Some mornings, I’d climb out the window of my office onto the flat roof of the empty building next door, dragging a chair and a cup of coffee with me, and steep myself in that one so Memphis thing the neighborhood was so full of, that elusive thing we can all see all around us but can’t quite seem to reach.
But here’s the thing – Memphis is also full of people who never stop reaching, and that puts anything within our grasp.
As published in The Daily News, May 2, 2014, and in The Memphis News, May 3-9, 2014
HEARTBREAK HOTEL. ON THE EDGE OF THINGS.
“They’re calling this area The Edge and it’s about to explode,” Ben said.
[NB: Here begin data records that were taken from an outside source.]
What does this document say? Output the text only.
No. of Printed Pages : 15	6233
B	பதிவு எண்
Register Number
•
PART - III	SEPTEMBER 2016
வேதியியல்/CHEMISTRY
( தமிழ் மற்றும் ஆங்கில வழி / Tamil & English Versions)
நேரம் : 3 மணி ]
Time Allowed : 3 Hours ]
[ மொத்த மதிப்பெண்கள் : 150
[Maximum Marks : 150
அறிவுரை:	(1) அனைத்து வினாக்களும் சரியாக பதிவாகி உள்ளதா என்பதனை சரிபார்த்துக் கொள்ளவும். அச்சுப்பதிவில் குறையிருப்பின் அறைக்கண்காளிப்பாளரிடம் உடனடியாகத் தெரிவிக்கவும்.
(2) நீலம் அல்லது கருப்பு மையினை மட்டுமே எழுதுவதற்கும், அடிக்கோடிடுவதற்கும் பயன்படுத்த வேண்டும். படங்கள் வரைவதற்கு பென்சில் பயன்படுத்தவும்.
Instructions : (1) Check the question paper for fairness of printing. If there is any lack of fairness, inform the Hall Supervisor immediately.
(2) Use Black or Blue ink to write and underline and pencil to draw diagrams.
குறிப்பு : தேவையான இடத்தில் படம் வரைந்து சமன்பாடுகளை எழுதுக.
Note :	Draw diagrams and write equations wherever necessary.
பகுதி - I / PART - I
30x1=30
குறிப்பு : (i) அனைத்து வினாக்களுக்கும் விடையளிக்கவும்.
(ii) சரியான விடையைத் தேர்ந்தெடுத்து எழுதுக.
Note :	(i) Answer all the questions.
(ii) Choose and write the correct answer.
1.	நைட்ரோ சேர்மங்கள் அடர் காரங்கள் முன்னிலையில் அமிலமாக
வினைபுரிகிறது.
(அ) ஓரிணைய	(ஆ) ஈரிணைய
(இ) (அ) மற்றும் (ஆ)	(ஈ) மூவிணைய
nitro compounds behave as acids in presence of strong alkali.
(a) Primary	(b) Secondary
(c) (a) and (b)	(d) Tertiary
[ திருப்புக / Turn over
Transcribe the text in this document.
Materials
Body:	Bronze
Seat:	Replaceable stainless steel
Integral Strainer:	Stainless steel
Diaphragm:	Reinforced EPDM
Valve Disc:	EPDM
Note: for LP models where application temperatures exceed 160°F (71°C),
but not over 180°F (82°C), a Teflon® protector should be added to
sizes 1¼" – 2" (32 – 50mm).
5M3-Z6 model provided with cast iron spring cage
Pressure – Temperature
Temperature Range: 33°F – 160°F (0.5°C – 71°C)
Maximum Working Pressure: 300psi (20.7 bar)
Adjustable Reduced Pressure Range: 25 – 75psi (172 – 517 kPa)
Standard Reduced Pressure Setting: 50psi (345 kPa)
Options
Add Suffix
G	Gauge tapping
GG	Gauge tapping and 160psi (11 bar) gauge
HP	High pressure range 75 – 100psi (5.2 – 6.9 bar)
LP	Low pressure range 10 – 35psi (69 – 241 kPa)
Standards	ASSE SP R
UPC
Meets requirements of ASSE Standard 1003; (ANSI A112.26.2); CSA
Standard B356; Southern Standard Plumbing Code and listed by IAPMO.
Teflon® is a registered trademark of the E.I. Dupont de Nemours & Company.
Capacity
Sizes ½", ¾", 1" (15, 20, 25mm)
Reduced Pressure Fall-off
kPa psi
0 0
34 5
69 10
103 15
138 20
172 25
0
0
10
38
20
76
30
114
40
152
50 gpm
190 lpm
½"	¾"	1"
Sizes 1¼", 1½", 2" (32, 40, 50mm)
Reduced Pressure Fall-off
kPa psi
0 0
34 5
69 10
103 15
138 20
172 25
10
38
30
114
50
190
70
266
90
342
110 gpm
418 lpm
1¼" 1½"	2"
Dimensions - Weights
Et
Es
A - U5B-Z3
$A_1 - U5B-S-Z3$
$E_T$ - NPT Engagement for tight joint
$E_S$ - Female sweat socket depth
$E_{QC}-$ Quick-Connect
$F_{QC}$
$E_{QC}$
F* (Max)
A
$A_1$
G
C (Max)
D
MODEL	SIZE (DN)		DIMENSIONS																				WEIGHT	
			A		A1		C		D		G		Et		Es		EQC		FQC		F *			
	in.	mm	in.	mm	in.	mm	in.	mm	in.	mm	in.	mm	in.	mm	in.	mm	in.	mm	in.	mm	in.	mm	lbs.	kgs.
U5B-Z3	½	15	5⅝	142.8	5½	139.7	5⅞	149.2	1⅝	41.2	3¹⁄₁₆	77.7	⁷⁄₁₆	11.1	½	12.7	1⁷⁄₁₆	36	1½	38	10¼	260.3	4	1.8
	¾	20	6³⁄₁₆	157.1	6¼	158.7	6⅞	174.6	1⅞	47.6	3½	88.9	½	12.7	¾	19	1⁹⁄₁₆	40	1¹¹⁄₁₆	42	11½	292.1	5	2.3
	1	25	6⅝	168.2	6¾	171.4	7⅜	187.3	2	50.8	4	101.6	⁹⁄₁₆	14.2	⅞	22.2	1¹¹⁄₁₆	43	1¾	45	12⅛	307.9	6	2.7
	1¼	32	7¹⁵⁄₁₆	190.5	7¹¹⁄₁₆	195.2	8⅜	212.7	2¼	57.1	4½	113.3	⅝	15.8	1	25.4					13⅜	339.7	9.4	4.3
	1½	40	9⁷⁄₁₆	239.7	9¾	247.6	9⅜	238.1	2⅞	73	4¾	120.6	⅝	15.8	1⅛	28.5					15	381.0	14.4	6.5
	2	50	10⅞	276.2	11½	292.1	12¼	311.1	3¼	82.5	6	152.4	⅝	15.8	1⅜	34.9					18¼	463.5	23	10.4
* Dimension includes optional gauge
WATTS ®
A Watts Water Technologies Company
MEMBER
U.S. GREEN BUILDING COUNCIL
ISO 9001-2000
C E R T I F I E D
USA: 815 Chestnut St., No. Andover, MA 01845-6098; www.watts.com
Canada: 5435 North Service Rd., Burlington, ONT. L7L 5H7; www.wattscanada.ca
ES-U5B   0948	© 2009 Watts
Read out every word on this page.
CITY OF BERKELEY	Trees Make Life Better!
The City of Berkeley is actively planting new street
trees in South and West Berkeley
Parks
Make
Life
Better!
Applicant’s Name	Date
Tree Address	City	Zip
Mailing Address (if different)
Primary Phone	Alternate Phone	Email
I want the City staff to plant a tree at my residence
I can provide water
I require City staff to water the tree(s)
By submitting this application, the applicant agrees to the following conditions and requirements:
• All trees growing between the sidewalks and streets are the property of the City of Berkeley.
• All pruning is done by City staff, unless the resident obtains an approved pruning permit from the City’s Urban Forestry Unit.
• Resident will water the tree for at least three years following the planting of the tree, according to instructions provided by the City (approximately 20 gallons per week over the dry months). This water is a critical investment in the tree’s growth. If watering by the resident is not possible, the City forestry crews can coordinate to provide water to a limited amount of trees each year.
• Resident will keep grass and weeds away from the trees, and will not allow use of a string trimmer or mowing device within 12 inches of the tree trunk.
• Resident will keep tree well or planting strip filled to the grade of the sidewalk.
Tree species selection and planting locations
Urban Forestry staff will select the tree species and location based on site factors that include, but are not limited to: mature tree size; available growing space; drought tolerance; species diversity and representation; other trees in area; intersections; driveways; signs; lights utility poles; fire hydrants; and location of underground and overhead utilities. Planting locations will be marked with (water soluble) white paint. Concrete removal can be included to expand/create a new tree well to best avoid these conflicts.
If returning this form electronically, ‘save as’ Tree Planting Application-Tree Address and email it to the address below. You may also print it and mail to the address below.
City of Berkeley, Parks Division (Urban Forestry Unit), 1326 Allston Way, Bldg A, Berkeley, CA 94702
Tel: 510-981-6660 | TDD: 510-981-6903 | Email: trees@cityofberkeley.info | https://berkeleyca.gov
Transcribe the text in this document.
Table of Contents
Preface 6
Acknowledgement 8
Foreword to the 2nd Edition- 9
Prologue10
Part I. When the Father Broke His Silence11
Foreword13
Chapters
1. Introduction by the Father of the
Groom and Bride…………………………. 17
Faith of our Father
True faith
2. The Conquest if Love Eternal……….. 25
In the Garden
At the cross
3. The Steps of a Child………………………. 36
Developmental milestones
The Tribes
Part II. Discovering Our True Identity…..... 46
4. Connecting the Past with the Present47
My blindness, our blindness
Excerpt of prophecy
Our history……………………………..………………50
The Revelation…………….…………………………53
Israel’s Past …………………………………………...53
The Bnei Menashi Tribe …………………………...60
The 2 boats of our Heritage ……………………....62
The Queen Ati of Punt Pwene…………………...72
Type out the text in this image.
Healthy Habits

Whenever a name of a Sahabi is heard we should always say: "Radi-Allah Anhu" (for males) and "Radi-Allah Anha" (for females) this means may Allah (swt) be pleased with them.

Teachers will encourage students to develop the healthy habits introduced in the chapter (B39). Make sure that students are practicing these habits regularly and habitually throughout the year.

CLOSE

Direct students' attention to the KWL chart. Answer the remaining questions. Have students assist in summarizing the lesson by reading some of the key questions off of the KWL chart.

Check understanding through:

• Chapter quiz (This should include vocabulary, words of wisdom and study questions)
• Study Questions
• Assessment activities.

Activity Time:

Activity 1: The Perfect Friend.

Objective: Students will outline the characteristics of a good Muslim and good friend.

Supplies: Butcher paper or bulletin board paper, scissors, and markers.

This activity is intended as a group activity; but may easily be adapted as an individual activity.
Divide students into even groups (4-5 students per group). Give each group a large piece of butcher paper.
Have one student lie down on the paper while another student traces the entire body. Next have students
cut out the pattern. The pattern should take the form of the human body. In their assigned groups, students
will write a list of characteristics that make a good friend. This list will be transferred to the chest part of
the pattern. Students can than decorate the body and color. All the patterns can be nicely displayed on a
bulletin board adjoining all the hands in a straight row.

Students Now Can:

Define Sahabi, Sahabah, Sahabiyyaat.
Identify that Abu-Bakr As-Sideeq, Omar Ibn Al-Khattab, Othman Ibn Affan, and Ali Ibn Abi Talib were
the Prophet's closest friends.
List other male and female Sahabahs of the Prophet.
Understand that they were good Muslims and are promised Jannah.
We were looking up at The Heartbreak Hotel, a stack of bricks where traveling salesman a century ago would rest their sample cases for the night, rising three tired stories above the all-but-forgotten intersection of Monroe and Marshall – pretty much like Elvis sang – down at the end of Lonely Street.
“Maybe I’ll turn it into condos,” he said, “start with my office down here, put a swimming pool in the courtyard. Worst case, I’ll end up in an office with a swimming pool.”
That’s the way Ben Reisman looked at things, with pragmatic imagination, seeing reality and what’s possible at the same time. He’d bought the place for a song after the owners got in a fight and closed their restaurant there. They’d called it The Heartbreak Hotel, painted a picture of the King on the side of the building, and used the tail end and trunk of a 1957 Cadillac for a salad bar.
It was 1985. I was starting a creative service for radio stations and I needed an office with a creative personality, and I needed it cheap. Ben carved out a corner for me on the second floor with a couple of bay windows over the street, and I stayed for five years.
He never did put in that pool, and everything above the ground floor remained empty except for my office, but the building was full of personality. An architect, an interior designer, a fashion accessories boutique, a developer, a contractor, a home healthcare consultant, a couple of lawyers, several dogs, and a receptionist who would bite your head off.
Sun Studio was a short block away. They shot the movie “Great Balls Of Fire” right in front of us. Weekly, buses full of tourists would stop right below my window and, as we stared at each other, I’m sure the guide told them this was THE Heartbreak Hotel.
I look up at that window, the space behind it long dark, every time I pull into Tracy’s across the street so Sam and his guys can work on my car, and sometimes I think of Ben.
After we’d left The Heartbreak, Ben and his wife, Laurel, fell in love with a little girl and sued the state for the right to adopt her and won. Before the Reismans, a white couple couldn’t adopt a mixed-raced child in Tennessee. Then they sued again on behalf of all children and won again, changing adoption policy in Tennessee regardless of racial classification. Ben died in 2000, and his lawyer in those cases, Hayden Lait, was quoted in Ben’s obituary, “He just had that innate sense of what is right.”
The Edge didn’t explode back then, or even heat up, but it’s certainly getting hot 30 years later, and it looks as if Ben was right after all. After all, he did change things.
I’m a Memphian, and we’re in a better place because of Ben.